Showing papers by "Jefferson A. Vaughan published in 1996"

Facilitation of Rift Valley fever virus transmission by Plasmodium berghei sporozoites in Anopheles stephensi mosquitoes.

Abstract: Certain mosquito species are susceptible to viral infection but cannot transmit the virus due to a salivary gland barrier. We hypothesized that such species could transmit virus if the mosquito were infected with both virus and malaria parasites. Malaria sporozoites disrupt the integrity of mosquito salivary glands and, in so doing, may destroy salivary gland barriers to viral transmission. To examine this postulate, the model system of Rift Valley fever (RVF) virus and a rodent parasite, Plasmodium berghei, in Anopheles stephensi mosquitoes was used. Viral transmission rates for RVF virus-inoculated anophelines that were previously fed either gametocytemic blood (malaria-infected) or normal blood (control) were compared. Viral transmission rates for anophelines having concurrent sporozoite infection of the salivary glands were 32% (n = 25). None of the RVF virus-inoculated control anophelines (n = 55) transmitted virus. These studies confirm an earlier report that malaria sporozoites can disrupt salivary gland barriers and enhance mosquito transmission of arboviruses. Taken together with similar studies using microfilarial parasites, it is increasingly apparent that mosquito-borne parasites have the potential to enhance mosquito transmission of arboviruses.

Dual host infections: enhanced infectivity of eastern equine encephalitis virus to Aedes mosquitoes mediated by Brugia microfilariae.

Abstract: When mosquitoes feed on a vertebrate host that is infected concurrently with virus and microfilariae (mf), both pathogens are ingested. If mf penetrate the mosquito midgut, a small portion of the ingested virus may disseminate directly into the mosquito hemocoel. This phenomenon, termed microfilarial enhancement of arboviral transmission, has the potential to enhance the infectivity of arboviruses to mosquitoes. We investigated whether concurrent ingestion of Brugia mf and eastern equine encephalitis virus would enhance the infectivity and subsequent transmissibility of the virus by Aedes mosquitoes. Trials with Ae. triseriatus and B. pahangi mf indicated that microfilarial enhancement was dose dependent. Both a sufficient number of penetrating mf and a sufficient viremia were required for enhancement to occur. Furthermore, studies with B. malayi and three species of Aedes indicated that under comparable conditions of host viremia and microfilaremia, microfilarial enhancement occurred in some mosquito species (i.e., Ae. aegypti and Ae. taeniorhynchus) but not in others (Ae. triseriatus). We suggest that certain key parameters determine whether dual virus/mf host infections will enhance arboviral infectivity to mosquitoes. These include species differences in the capacity of mf to penetrate the mosquito midgut, the amount of virus passing into the hemocoel during mf penetration, and the innate susceptibility of mosquitoes to hemocoelomically introduced virus.

Presence of calreticulin in vector fleas (Siphonaptera).

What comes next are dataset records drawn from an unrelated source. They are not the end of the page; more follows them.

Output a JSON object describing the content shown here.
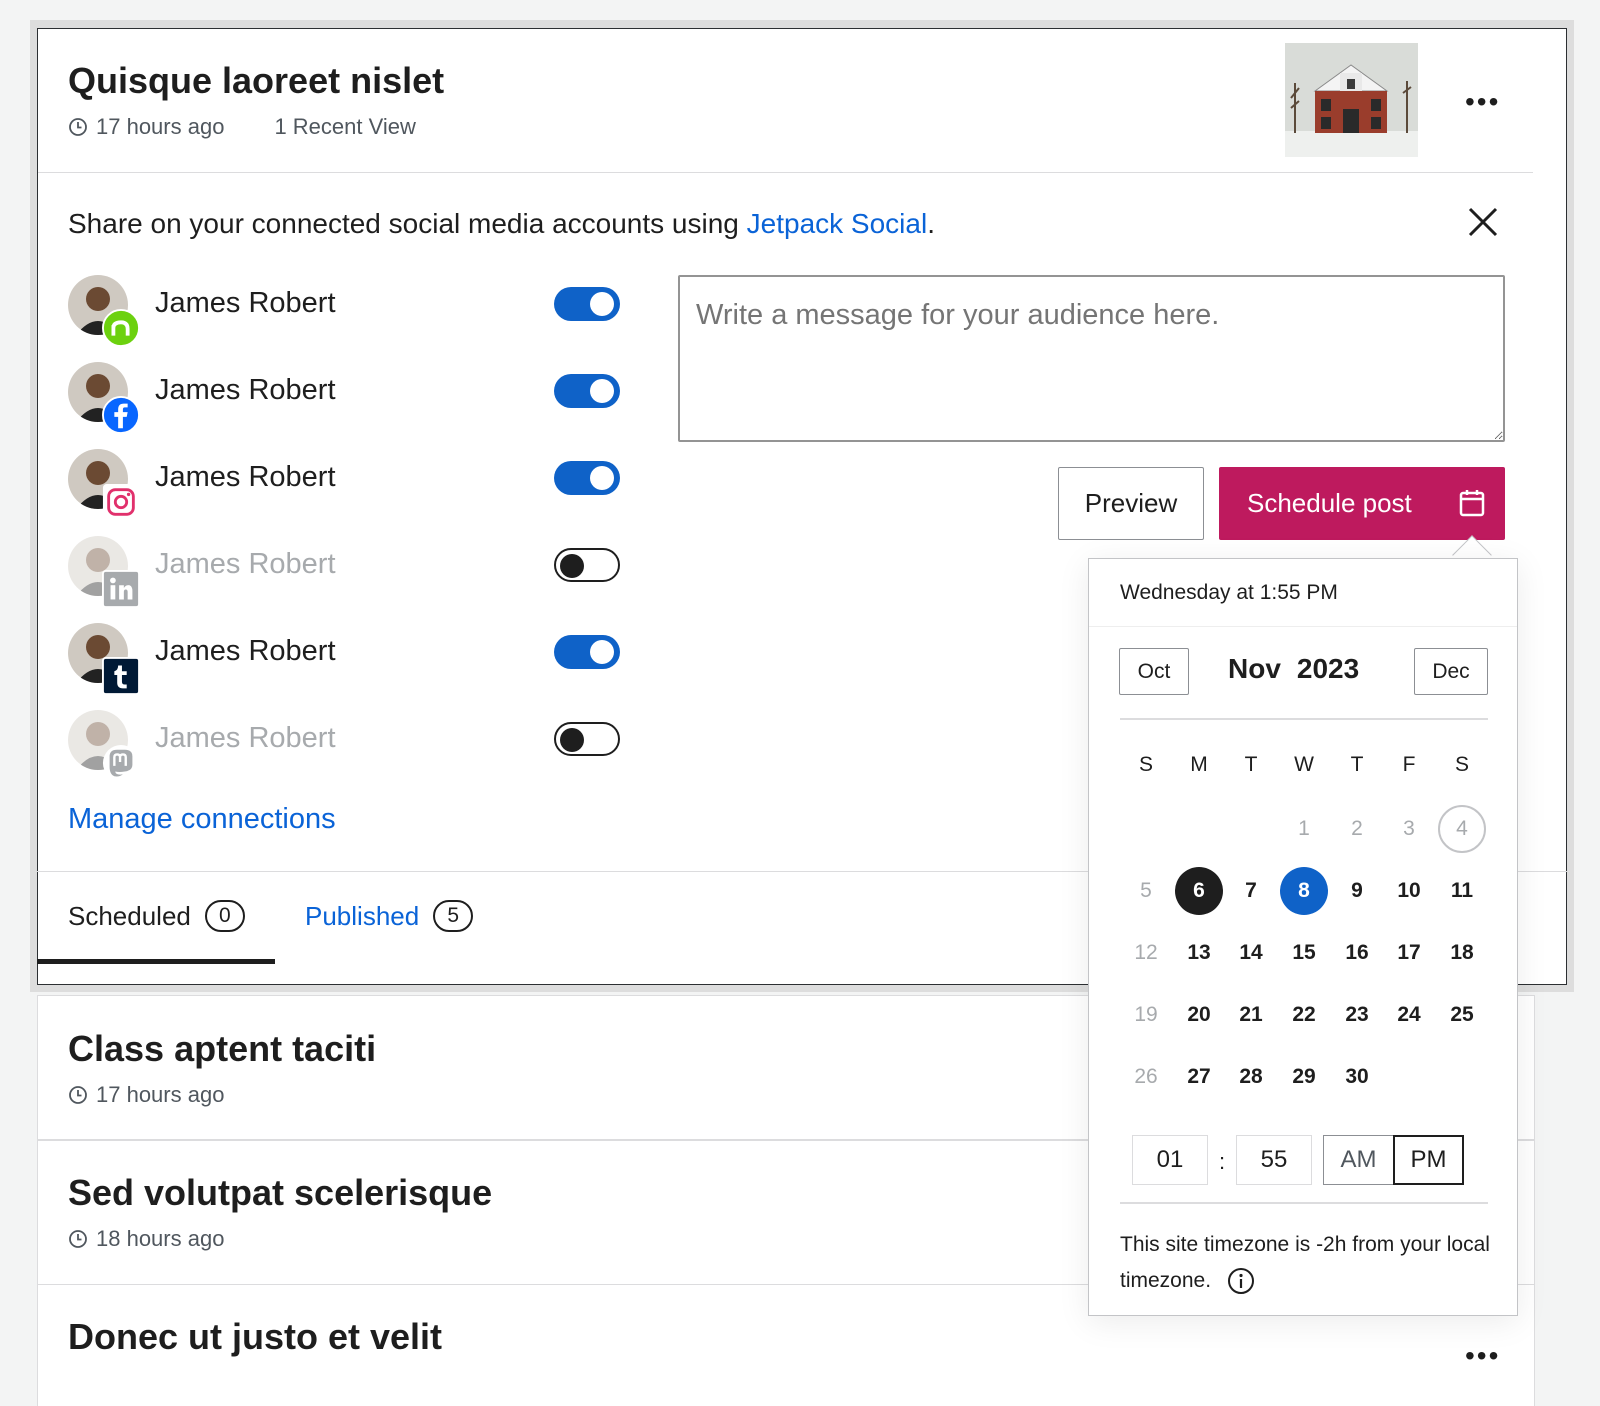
{
  "current_post": {
    "title": "Quisque laoreet nislet",
    "time_ago": "17 hours ago",
    "views": "1 Recent View",
    "more": "•••"
  },
  "share": {
    "text_prefix": "Share on your connected social media accounts using ",
    "link": "Jetpack Social",
    "text_suffix": "."
  },
  "connections": [
    {
      "name": "James Robert",
      "network": "nextdoor",
      "enabled": true
    },
    {
      "name": "James Robert",
      "network": "facebook",
      "enabled": true
    },
    {
      "name": "James Robert",
      "network": "instagram",
      "enabled": true
    },
    {
      "name": "James Robert",
      "network": "linkedin",
      "enabled": false
    },
    {
      "name": "James Robert",
      "network": "tumblr",
      "enabled": true
    },
    {
      "name": "James Robert",
      "network": "mastodon",
      "enabled": false
    }
  ],
  "message": {
    "placeholder": "Write a message for your audience here."
  },
  "buttons": {
    "preview": "Preview",
    "schedule": "Schedule post"
  },
  "manage_label": "Manage connections",
  "tabs": [
    {
      "label": "Scheduled",
      "count": "0"
    },
    {
      "label": "Published",
      "count": "5"
    }
  ],
  "posts": [
    {
      "title": "Class aptent taciti",
      "time_ago": "17 hours ago"
    },
    {
      "title": "Sed volutpat scelerisque",
      "time_ago": "18 hours ago"
    },
    {
      "title": "Donec ut justo et velit",
      "time_ago": ""
    }
  ],
  "scheduler": {
    "header": "Wednesday at 1:55 PM",
    "prev_month": "Oct",
    "month": "Nov",
    "year": "2023",
    "next_month": "Dec",
    "weekdays": [
      "S",
      "M",
      "T",
      "W",
      "T",
      "F",
      "S"
    ],
    "weeks": [
      [
        "",
        "",
        "",
        "1",
        "2",
        "3",
        "4"
      ],
      [
        "5",
        "6",
        "7",
        "8",
        "9",
        "10",
        "11"
      ],
      [
        "12",
        "13",
        "14",
        "15",
        "16",
        "17",
        "18"
      ],
      [
        "19",
        "20",
        "21",
        "22",
        "23",
        "24",
        "25"
      ],
      [
        "26",
        "27",
        "28",
        "29",
        "30",
        "",
        ""
      ]
    ],
    "hour": "01",
    "minute": "55",
    "am": "AM",
    "pm": "PM",
    "timezone_note": "This site timezone is -2h from your local timezone."
  },
  "colors": {
    "accent": "#0f62c8",
    "schedule": "#be1a5e",
    "link": "#0a63d7"
  }
}
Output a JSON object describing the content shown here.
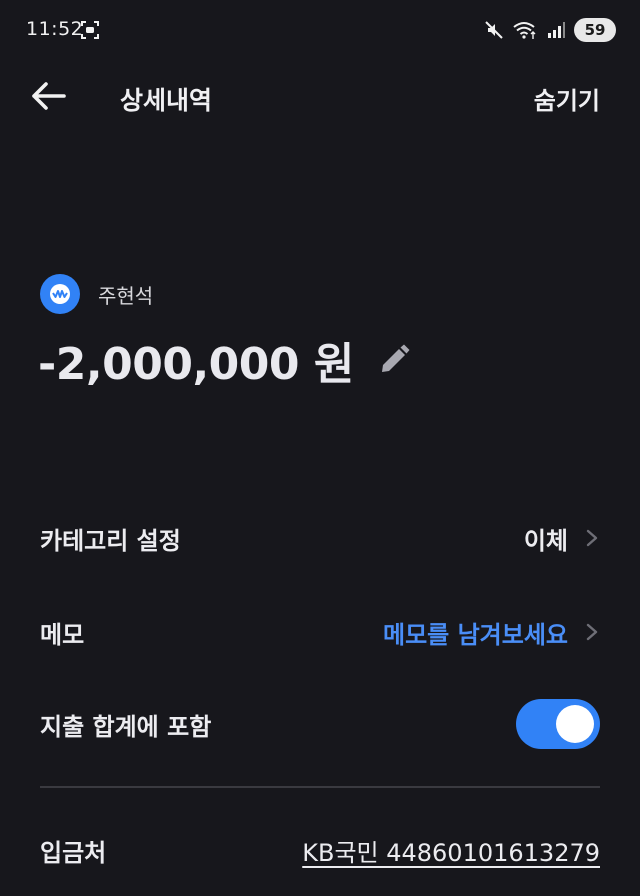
{
  "status_bar": {
    "time": "11:52",
    "battery": "59",
    "icons": [
      "screen-record-icon",
      "mute-icon",
      "wifi-icon",
      "signal-icon"
    ]
  },
  "header": {
    "title": "상세내역",
    "hide_label": "숨기기",
    "back_icon": "arrow-left-icon"
  },
  "transaction": {
    "account_name": "주현석",
    "amount": "-2,000,000 원",
    "edit_icon": "pencil-icon"
  },
  "details": {
    "category": {
      "label": "카테고리 설정",
      "value": "이체"
    },
    "memo": {
      "label": "메모",
      "placeholder": "메모를 남겨보세요"
    },
    "include_in_total": {
      "label": "지출 합계에 포함",
      "enabled": true
    },
    "deposit_to": {
      "label": "입금처",
      "value": "KB국민 44860101613279"
    }
  },
  "colors": {
    "background": "#17171c",
    "accent": "#3182f6",
    "link_blue": "#4a8ef7",
    "text": "#ececf0"
  }
}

Abstract: Calreticulin has been defined in the cat flea, Ctenophalides felis (Bouche), and oriental rat flea, Xenopsylla cheopis (Rothschild). Calreticulin, a major endoplasmic reticulum protein, was previously identified as a component of ixodid tick saliva. Using a riboprobe generated from the tick calreticulin complementary DNA (cDNA), we distinguished 2 transcripts for calreticulin in cat fleas by Northern blot analysis. Increased expression of calreticulin was not evident in fed versus unfed adult fleas. We were able to amplify a calreticulin flea product from fed female messenger RNA (mRNA) using primers designed from the tick calreticulin gene. One of these products hybridized to the tick riboprobe. Localization of specific antibody to cat flea tissues showed calreticulin in the midgut with no detection in the salivary glands. We also observed specific labeling of calreticulin with antibody in the ovaries of fed females. Several cat flea polypeptides appear to crossreact with anticalreticulin antibody in Western blots. We did not detect a calreticulin using antibody to the tick-secreted protein in cat flea salivary glands. This antibody did recognize a protein in the rat flea salivary glands. Our results show that fleas have calreticulin and, possibly, several isoforms. It appears that the salivary glands of the cat and oriental rat flea differ in detectable levels of calreticulin. The specific antibody labeling of the ovaries is interesting and remains to be understood. Calreticulin's appearance in the midgut suggests a possible source of calreticulin as a flea secretion. Further studies are in progress to complete the sequencing of the flea polymerase chain reaction (PCR) product to compare to tick-secreted calreticulin. Comparisons to other blood-feeding arthropods at the protein and gene level are also being done. We hope to define further the expression of calreticulin in fleas, and in general, blood-feeding arthropods, with respect to its role in feeding and pathogen transmission.